口訳 古事記

町田康の『口訳 古事記』をAudibleで聴いている。町田康の文体とリズムはオーディオブック向きではなかろうかという予感はあったけれど、『古事記』の内容と相俟って、これが無茶苦茶面白い。神代の物語はもともと支離滅裂に聞こえるところがあるけれど、ワレ、ヌシ、ヤツガレで語られるとそのおかしさがやたら際立つ。ナレーターがまたよくて、これは笑える。

恐怖を失った男

ハヤカワの近刊で、クレイヴンの『恐怖を失った男』を読んでいる。行きがかりで放浪を続ける元特殊部隊の男が、かつての上司の頼みで行方不明となった娘の捜索に乗り出すという設定からは、ジャック・リーチャーが確立したジャンルものとしての血統を感じざるを得ないけれど、そうした事前の予想を超えた大盛りの雰囲気で思わず笑みが漏れる感じ。心ならずも官憲とやり合うことになってしまうのがこうした物語の定めというものだけれど、三分の一を過ぎる前に2度の留置という成り行きである。

炒飯狙撃手

『炒飯狙撃手』を読んでいる。台湾を舞台とした警察小説であり、ヨーロッパの広域を舞台にしたスリラーアクションでもあって、ちょっと面白味のあるタイトルはこうした意外な組み合わせも連想させ、まず飯が旨そうという美点を際立たせている。退職目前の刑事が追う軍が絡んだ陰謀は、実際の軍艦汚職を題材にしているそうだけど、それ以上に飯のリアリティが全てを納得させていく感じ。面白い。

この日は羽田から北京に飛んで天津に移動。車の警笛が常に聴こえている。

デジタルボイス

Audibleで岩波新書の『感染症の歴史学』を聴く。はじめてAI音声で収録されたオーディオブックを聴いたけれど、ニュースのAI音声と同じく、ほとんど違和感のない発声なので、こうしたコンテンツが増加していっても不思議はないと思ったことである。一方で、俳優を起用した作品も多くなっているような気がするけれど、二極化がすすむのではなかろうか。

この日、イランの大統領の乗ったヘリが墜落したことが報じられ、追って搭乗者全員の死亡が確認される。中東の不確実性は高まる一方で何がどう転んでも不思議ではない。

昭和日記

青空文庫で『古川ロッパ昭和日記』を読んでいる。

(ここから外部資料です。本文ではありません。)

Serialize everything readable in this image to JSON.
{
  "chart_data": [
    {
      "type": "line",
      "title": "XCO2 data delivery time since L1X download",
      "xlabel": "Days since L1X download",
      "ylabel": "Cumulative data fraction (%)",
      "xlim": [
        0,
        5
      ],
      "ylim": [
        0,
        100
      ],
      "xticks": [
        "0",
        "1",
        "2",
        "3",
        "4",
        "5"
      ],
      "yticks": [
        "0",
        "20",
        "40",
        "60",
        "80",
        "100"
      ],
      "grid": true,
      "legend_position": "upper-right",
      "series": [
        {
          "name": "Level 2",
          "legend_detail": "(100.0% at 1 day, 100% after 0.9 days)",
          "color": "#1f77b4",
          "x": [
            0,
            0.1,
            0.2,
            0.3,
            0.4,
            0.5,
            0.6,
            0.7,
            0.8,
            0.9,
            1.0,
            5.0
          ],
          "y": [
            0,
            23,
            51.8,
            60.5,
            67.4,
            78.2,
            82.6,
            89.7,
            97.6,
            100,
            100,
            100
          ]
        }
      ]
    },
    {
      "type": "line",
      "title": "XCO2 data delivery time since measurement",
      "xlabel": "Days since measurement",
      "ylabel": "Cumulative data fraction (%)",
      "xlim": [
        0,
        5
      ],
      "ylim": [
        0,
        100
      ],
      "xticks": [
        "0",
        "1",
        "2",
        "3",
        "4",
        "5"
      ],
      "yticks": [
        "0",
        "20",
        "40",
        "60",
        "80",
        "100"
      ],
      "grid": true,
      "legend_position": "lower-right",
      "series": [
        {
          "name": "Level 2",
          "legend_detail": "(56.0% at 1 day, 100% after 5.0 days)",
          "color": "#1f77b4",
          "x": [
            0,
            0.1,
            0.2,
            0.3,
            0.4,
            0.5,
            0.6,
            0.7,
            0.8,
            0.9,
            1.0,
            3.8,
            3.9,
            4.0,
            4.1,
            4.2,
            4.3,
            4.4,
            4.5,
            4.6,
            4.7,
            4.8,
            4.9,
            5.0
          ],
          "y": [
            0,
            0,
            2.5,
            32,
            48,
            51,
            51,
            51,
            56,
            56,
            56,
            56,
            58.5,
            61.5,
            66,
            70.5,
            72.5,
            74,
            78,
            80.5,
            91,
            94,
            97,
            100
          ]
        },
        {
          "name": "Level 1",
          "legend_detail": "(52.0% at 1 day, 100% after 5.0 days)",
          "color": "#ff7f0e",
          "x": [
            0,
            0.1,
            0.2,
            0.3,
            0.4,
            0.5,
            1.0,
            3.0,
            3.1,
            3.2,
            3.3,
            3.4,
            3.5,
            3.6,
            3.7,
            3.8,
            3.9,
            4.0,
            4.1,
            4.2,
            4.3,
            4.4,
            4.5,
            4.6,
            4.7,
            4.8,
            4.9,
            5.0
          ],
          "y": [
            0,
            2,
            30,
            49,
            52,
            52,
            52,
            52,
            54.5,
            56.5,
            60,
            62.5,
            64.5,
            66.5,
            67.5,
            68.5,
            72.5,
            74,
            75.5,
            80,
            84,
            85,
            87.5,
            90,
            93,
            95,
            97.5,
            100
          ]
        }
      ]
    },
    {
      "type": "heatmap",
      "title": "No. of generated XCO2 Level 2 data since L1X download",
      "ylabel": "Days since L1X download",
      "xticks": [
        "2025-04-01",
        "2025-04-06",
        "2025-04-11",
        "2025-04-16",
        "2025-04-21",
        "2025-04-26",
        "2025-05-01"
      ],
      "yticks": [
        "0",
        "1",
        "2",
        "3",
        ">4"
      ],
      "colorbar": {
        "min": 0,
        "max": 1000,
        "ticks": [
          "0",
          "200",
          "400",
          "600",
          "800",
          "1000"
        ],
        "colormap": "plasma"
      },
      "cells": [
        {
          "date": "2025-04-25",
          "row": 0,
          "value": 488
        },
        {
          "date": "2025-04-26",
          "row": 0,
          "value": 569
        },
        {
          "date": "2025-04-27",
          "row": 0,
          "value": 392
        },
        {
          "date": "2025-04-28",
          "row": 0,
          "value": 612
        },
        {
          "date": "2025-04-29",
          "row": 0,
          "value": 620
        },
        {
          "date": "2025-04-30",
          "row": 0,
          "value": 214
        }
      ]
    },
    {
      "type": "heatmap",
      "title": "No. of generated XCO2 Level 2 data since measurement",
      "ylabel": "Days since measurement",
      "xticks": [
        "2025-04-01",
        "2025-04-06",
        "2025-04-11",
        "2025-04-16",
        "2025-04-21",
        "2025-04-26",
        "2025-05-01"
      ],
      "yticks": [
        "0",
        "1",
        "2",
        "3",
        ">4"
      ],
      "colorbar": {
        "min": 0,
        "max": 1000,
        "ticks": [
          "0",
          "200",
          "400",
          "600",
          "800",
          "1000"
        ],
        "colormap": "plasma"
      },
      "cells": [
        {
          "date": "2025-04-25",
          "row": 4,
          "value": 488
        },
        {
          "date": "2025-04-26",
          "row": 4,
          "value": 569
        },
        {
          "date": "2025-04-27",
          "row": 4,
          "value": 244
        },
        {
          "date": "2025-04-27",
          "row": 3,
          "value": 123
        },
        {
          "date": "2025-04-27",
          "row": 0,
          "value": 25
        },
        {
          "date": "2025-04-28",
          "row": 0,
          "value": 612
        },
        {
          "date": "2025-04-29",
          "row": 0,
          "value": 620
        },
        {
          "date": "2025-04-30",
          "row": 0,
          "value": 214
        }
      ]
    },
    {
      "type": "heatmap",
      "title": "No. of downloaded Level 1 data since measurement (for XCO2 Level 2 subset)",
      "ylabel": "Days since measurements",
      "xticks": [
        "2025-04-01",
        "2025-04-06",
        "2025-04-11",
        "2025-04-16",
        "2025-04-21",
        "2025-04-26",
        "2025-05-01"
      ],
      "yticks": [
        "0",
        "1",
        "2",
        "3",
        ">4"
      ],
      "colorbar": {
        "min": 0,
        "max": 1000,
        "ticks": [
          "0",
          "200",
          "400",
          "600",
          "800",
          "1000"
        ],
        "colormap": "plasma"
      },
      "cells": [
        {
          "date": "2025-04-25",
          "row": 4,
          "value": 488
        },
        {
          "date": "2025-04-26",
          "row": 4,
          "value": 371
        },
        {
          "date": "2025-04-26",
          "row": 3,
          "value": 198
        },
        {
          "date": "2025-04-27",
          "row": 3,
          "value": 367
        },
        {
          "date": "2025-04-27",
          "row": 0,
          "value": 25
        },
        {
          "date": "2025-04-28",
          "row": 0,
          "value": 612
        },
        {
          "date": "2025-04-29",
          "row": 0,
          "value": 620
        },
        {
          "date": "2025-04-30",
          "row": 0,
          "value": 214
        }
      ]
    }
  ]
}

みっしりと書き込まれた日々の記録が、少しずつ変調して戦争に向かっていく。大きな流れのようなものが背後に立ち上がっていく様子が興味深い。稗史やオーラルヒストリーを好む所以だが、日々の細部の積み重ねがそれを生じているわけで、人生に一度きりの仕事だと思えば一層、感慨深い。

アーキタイプ

『両京十五日』を読み終える。いわゆる英雄の旅と西遊記を構成する物語要素に、陰謀と裏切りを加えて上等に煮込んだストーリーは結末まで隙間のない盛り上がりで実に面白かったのである。ことに敵役がその立場を替えながら物語の進行に果たす役割のかっこよさにはしびれる。読中、本邦なら浅田次郎といったあたりの手になる、特に出来のよい小説を思い起こさせる雰囲気があって、大河のような創作の繋がりはさまざまな枝をつくっていると感じたものである。

連休の合間のこの日、市場介入と思われる相場の急激な動きによって円はいったん153円の水準に戻すが、そもそも薄商いの状況でやや空威張りという気がしなくもない。シグナルを強調する効果はあったとして、それも一時的なものであろう。

両京十五日

このところ馬伯庸『両京十五日』を読んでいる。現在、第2巻の半ば、全体では75%の進捗といったところ。この中国産の小説は、明を舞台とした長大な冒険小説で何しろ滅法、面白いのでページを捲る手が止まらない。北京、南京を結ぶ運河を舞台に、王朝転覆の企みを躱し、それぞれの思惑を抱える一行が皇太子を助けながら時間制限のある決死行を展開する筋書きは、正しく明朝版の『深夜プラス1』といった感じ。因縁と呼ぶに相応しく入り組んだ設定が物語の奥行きを作り、定型と期待を外さない作法の良さもあって中華小説の完成度の高さに感心している。